Dia kemudian pergi ke klinik untuk berbicara dengan penjahat, di mana dia menceritakan banyak neurosis yang dia alami dalam kehidupannya. Atas rekomendasi psikiaternya, dia memutuskan untuk memeriksakan dirinya ke fasilitas mental. Ternyata ini adalah awal dari sebuah film thriller berpesta pora yang menggemakan jenis kejutan yang sangat gila dan terkadang penuh kekerasan yang tidak pernah terjadi di zaman tontonan tidak imajinatif ini yang terlalu mengandalkan efek khusus daripada suasana visual untuk membangkitkan emosi.
Ditembak di iPhone
Dipotret seluruhnya dengan iPhone 7, Omong kosong memiliki suasana dan nuansa sebuah film yang benar-benar terlepas dari estetika kebanyakan film thriller Hollywood yang penuh kotoran namun tetap glamor.
Soderbergh memiliki anggaran mikro yang ia pilih untuk bersaing.
Dia tidak mencoba mengubah visual yang dimiliki iPhone 7 menjadi emas yang tidak perlu. Dia berpegang teguh pada itu dan dengan melakukan itu menciptakan tampilan yang pasti, yang mirip dengan yang kita lihat di film-film pelajar yang harus dibuat dengan anggaran yang sangat ketat, kecuali Soderbergh, yang juga Omong kosongSinematografernya, menganggap estetika sebagai hal yang penting dalam cerita yang ia sampaikan.
Kameranya tampaknya ditempatkan di sudut dan celah, menciptakan sudut yang membangkitkan imajinasi pengawasan, perasaan bahwa ada semacam intrusi diam-diam ke dalam ruang pribadi dan percakapan pribadi karakter.
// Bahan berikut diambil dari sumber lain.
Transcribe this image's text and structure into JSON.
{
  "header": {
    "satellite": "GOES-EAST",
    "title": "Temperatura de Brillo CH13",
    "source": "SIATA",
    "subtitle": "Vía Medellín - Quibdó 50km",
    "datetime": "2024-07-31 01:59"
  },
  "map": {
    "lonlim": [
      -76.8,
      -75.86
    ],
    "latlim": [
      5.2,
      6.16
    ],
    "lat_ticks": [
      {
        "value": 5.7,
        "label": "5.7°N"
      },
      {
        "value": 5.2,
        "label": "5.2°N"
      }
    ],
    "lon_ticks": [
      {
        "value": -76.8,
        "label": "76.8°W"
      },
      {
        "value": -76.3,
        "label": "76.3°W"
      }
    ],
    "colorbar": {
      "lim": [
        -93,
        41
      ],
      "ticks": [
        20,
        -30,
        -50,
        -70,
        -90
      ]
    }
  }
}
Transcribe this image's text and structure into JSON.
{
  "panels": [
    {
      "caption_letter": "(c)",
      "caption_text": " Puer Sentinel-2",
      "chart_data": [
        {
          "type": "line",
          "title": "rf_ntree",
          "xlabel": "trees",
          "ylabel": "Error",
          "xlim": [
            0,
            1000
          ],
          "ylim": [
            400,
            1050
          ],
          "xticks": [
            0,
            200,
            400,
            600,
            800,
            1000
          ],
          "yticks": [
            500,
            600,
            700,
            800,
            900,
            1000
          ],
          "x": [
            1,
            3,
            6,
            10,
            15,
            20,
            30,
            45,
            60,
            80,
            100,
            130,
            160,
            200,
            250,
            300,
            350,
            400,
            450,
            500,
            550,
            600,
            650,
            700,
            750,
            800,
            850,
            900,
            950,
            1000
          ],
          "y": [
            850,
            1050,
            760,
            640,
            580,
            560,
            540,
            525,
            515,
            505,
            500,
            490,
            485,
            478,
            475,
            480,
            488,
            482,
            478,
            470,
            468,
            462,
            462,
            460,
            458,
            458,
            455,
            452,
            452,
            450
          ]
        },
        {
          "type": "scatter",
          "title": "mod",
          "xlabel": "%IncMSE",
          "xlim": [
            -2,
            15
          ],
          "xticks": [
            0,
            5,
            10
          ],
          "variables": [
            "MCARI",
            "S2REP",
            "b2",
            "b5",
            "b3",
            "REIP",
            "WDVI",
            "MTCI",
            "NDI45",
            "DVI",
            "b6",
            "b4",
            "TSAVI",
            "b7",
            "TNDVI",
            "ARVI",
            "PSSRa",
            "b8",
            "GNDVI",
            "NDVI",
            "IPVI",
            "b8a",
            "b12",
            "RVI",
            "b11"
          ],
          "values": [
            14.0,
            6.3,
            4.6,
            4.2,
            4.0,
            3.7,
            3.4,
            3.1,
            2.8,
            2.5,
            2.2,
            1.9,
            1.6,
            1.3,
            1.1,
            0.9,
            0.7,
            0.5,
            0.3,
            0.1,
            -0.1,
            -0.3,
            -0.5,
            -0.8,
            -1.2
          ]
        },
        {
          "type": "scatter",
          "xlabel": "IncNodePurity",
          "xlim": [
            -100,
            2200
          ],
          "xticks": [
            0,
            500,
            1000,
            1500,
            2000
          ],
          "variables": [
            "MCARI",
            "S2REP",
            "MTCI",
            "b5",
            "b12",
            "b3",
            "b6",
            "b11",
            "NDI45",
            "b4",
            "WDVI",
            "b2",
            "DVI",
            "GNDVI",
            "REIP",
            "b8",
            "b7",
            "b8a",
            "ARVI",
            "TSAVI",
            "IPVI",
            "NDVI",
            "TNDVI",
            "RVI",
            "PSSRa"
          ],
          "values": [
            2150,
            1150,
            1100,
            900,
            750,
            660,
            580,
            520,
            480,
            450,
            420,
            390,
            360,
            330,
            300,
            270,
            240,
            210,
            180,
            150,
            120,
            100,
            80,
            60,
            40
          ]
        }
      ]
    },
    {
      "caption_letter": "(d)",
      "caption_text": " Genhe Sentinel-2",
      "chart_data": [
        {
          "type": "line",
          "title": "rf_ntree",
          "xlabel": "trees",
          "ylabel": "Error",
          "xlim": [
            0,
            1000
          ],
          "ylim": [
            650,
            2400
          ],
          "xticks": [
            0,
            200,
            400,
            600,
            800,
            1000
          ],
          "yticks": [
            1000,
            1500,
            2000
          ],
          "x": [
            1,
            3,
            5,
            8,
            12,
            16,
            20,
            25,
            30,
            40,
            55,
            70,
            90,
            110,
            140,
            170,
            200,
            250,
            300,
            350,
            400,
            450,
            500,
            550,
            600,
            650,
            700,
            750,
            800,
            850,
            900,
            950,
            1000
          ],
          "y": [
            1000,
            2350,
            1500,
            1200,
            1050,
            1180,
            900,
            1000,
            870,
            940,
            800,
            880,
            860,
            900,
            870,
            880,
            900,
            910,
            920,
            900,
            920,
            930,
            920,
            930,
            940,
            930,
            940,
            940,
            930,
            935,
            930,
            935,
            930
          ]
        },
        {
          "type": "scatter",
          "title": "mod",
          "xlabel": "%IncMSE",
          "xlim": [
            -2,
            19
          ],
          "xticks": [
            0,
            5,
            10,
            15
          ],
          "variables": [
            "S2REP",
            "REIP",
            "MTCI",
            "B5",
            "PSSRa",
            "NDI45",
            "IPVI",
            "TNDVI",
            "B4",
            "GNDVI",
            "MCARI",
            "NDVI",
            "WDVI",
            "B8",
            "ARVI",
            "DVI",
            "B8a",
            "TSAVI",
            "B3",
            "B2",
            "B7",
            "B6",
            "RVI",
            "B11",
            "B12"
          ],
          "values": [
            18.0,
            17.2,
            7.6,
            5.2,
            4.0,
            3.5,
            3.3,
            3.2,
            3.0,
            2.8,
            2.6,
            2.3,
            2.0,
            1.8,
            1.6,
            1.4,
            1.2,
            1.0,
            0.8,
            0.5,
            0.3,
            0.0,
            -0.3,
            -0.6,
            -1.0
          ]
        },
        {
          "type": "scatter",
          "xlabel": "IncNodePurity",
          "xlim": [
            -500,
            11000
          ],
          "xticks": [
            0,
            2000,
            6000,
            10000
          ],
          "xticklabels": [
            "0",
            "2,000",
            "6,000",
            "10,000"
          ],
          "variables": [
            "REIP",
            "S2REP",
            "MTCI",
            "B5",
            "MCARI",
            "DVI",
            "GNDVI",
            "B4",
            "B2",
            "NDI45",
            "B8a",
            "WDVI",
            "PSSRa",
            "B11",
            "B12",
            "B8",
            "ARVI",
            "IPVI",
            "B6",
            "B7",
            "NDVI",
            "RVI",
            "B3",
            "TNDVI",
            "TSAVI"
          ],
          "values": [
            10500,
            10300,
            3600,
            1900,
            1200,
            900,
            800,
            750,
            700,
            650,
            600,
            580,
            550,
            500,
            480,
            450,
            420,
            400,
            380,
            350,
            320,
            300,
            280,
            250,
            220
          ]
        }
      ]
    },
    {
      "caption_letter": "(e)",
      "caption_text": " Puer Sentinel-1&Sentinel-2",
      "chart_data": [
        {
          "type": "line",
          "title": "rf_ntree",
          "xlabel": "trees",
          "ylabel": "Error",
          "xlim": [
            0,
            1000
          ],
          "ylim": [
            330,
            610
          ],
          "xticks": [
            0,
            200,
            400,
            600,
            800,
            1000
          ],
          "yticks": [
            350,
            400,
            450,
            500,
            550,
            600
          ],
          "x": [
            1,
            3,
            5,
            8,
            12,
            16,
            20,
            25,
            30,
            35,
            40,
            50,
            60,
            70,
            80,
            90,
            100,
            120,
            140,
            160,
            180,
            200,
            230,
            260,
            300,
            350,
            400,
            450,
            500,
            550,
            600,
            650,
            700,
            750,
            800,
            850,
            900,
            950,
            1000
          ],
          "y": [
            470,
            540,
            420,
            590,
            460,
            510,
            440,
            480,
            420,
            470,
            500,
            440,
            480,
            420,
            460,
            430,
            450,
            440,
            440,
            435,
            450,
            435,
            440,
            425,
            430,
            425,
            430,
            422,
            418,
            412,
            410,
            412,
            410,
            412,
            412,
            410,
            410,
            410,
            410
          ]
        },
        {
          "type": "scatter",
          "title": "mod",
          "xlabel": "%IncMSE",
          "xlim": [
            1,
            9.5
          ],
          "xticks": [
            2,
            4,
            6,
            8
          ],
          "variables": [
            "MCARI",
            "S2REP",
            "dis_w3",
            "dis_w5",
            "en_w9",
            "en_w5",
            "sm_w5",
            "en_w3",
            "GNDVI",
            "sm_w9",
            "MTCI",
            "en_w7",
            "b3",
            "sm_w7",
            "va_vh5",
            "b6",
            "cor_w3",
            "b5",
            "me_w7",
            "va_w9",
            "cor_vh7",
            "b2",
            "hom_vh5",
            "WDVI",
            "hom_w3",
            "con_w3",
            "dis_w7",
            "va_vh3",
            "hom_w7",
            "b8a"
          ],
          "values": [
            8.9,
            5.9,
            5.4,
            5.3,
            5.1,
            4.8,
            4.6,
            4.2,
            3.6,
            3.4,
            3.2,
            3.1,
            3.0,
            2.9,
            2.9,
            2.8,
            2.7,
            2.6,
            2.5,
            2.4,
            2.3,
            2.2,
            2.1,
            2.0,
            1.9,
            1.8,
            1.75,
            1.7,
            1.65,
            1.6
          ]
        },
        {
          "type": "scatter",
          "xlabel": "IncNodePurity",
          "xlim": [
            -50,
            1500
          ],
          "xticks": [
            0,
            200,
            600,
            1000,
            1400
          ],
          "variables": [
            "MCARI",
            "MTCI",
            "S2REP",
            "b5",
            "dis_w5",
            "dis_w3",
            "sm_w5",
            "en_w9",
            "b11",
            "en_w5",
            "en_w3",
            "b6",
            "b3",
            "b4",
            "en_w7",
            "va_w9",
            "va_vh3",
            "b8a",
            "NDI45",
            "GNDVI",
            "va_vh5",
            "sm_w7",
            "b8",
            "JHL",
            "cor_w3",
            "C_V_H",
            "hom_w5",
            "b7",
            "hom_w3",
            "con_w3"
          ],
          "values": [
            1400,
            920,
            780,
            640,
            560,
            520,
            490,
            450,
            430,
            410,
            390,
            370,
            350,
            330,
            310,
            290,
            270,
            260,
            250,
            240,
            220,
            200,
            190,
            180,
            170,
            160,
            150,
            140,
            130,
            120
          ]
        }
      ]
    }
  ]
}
Film ini tidak pernah terasa terlepas dari kegilaan yang mengancam dan menyebar yang mendefinisikannya dengan begitu mulus dalam karakter utama dan dunia tempat dia berada.
Skor David Wilder Savage, yang mengingatkan pada ketukan kotor film-B di masa lalu, melengkapi estetika film yang sangat spesifik.
Ketat, kencang dan sadar sepenuhnya
Omong kosong sempurna dalam hal konsistensi.
Film ini dengan cerdas memilih untuk tidak melampaui ambisinya dan sebagai hasilnya tetap menjadi film yang ketat, kencang, dan terealisasi sepenuhnya yang keahlian dan temanya tidak pernah bertentangan satu sama lain. – Rappler.com
Francis Joseph Cruz mengajukan tuntutan hukum untuk mencari nafkah dan menulis tentang film untuk bersenang-senang. Film Filipina pertama yang ia tonton di bioskop adalah Tirad Pass karya Carlo J. Caparas. Sejak itu, ia menjalankan misi untuk menemukan kenangan yang lebih baik dengan sinema Filipina.